The Good Life

Modern Revival — Palm Springs' iconic Tramway gas station achieves a higher purpose.

Matt Bamberg Arts & Entertainment

After years of false starts and ill-fated attempts at redevelopment, the famous former gas station designed by Albert Frey has finally reopened — this time as Palm Springs’ official visitor center.

Ideally located at Tramway Road and Highway 111 (it’s one of the first signs of civilization off Interstate 10), the renovated structure returns an icon to the city’s gateway and ends years of uncertainty surrounding its fate.

The new visitor center also bespeaks the midcentury modern architecture seen throughout the city. “It is a perfect example of adaptive reuse of a unique Palm Springs architectural gem,” says William Kopelk, president of the Palm Springs Preservation Foundation. “All associated with making this happen should be proud of showing how historic preservation can benefit the public and the building.”

Constructed in 1965, the gas station was one of nearly 200 Frey-designed buildings. The late Swiss-born architect, known for his detailing of the Villa Savoye, was particularly prolific in the 1960s, when some 500 modern residential and commercial structures surfaced throughout Palm Springs Valley.

The gas station’s steep-sloping roof design is offbeat Googie — a term coined in 1949 by Los Angeles architect John Lautner for unusual roadside monuments.
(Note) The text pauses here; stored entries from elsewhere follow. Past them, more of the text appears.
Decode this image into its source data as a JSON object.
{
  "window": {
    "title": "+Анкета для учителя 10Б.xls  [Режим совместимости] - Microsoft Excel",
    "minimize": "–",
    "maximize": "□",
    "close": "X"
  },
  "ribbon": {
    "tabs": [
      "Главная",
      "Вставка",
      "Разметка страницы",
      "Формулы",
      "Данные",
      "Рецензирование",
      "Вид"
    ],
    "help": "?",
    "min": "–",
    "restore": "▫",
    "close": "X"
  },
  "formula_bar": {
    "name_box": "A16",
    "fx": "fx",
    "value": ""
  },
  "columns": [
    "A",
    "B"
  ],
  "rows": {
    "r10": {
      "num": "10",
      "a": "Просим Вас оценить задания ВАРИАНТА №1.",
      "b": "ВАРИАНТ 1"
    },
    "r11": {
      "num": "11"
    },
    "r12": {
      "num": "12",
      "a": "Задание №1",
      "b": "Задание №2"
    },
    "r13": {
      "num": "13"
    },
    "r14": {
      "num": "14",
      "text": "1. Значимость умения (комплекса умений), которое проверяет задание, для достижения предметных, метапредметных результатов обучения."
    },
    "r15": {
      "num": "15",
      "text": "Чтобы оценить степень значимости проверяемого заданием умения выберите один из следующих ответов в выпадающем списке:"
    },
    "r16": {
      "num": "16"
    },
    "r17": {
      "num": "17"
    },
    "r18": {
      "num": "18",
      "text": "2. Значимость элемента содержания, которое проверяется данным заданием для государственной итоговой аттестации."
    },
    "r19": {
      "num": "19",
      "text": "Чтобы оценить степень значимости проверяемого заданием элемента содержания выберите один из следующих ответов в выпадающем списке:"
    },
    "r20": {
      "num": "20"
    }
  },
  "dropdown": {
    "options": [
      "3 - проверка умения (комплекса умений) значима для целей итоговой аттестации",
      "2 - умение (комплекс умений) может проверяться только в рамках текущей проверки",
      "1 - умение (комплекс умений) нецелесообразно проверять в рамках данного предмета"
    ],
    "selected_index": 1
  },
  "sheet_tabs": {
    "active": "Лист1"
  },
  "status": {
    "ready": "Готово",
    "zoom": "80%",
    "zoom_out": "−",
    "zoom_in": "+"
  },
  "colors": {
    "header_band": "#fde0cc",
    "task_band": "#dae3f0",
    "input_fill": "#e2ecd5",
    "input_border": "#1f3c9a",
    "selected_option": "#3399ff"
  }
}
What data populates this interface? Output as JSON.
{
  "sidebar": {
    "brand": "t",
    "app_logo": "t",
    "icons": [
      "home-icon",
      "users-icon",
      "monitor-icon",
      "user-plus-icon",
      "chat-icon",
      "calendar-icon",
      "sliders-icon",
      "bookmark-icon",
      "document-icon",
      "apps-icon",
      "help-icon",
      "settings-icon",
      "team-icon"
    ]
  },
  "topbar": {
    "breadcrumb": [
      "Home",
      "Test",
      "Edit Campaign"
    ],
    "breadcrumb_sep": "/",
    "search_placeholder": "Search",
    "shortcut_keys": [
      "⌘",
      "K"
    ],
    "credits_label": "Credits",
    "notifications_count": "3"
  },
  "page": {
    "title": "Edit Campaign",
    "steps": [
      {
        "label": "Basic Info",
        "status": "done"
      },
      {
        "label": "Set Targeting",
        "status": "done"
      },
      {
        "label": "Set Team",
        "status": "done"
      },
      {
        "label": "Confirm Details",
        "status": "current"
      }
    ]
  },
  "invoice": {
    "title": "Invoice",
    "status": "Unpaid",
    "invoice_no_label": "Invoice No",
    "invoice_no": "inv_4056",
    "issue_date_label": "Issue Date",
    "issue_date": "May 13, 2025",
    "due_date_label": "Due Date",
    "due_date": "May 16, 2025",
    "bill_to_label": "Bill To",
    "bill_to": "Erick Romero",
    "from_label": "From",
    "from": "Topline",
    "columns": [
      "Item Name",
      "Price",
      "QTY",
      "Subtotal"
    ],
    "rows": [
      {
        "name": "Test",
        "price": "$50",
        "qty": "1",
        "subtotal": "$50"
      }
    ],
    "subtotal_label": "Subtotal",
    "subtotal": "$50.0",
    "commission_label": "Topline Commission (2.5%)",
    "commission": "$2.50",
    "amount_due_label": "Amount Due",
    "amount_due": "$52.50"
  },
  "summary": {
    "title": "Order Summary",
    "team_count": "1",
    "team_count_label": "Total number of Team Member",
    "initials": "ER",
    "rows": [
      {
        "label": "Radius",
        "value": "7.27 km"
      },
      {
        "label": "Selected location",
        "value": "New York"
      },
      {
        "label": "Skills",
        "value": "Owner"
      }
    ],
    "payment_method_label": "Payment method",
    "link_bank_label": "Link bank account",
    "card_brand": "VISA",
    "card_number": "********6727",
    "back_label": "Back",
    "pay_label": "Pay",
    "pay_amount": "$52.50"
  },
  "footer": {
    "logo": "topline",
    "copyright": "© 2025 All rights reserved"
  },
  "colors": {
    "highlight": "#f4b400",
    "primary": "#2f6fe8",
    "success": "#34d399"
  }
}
“It was one of the building types that allowed exuberance — a billboard for the street, where the roof is a marker,” says Ana Escalante of O’Donnell & Escalante Architects, the firm that remodeled the structure. “Everything is radial. It works like mathematical equation. Each beam is a straight line with a starting point and an ending point at different heights.”

Indeed, the dramatically angular roof encourages motorists to stop, relax, and enjoy the mountain scenery.

Frey, who also designed Palm Springs City Hall (1952) and Palm Springs Aerial Tramway’s Valley Station (1949), used steel, concrete, and glass to achieve energy efficiency in the gas station. The floor-to-ceiling glass on the south side heats the building during winter, when the sun is low on the horizon. Long overhangs facing north block the sun during summer.

During its heyday, it operated as an Esso station, recalls Sally McManus of Palm Springs Historical Society. When it closed, some city officials considered it an eyesore. In the 1980s and ’90s, the structure fell into disrepair, as midcentury modern architecture lost its luster. Many residents and newcomers moved to growing cities east of Palm Springs, and rustic Southwest and Spanish styles — a throwback to adobe style of the 1920s and ’30s — enjoyed a resurgence.

Meanwhile, developers eyed the Frey gas station property for residences in 1996. Bulldozers in place, the building was ready for demolition. “They wanted to put an office for their [development] project there,” Escalante says.

This inspired then-City Councilman and now Mayor Ron Oden’s first political stand to save the building. “Residents were starved for progress,” he says, recalling the battle between developers and preservationists. “The entire city seemed tuned into the controversy. People wore hats designed like the Tramway gas station.”

Developers eventually lost interest in the project, leaving the sructure boarded up and defaced. In 1998, Montana St. Martin and Clayton Carlson of San Francisco bought and restored it.

The building was designated a Class 1 historical site in 1999 and later opened as an art gallery. “It had been approved for Class 1 status in 1996, but the [city] council rescinded the designation,” says Peter Moruzzi, chairman of Palm Springs Modern Committee, which advocates preservation. “This time it stuck.”

The city spent $564,000 to renovate the structure to suit the visitor center. “It serves as a symbol of the nation’s largest cadre of modernist architecture,” Oden says.

Linda Fort, vice president and general manager of Palm Springs Bureau of Tourism, which operates the visitor center, says, “We hope to include graphics of the building in our promotions.”

With doors reopened, Frey’s legacy is helping Palm Springs can reconnect with its past.

“The gas station — it’s heroic,” Escalante beams.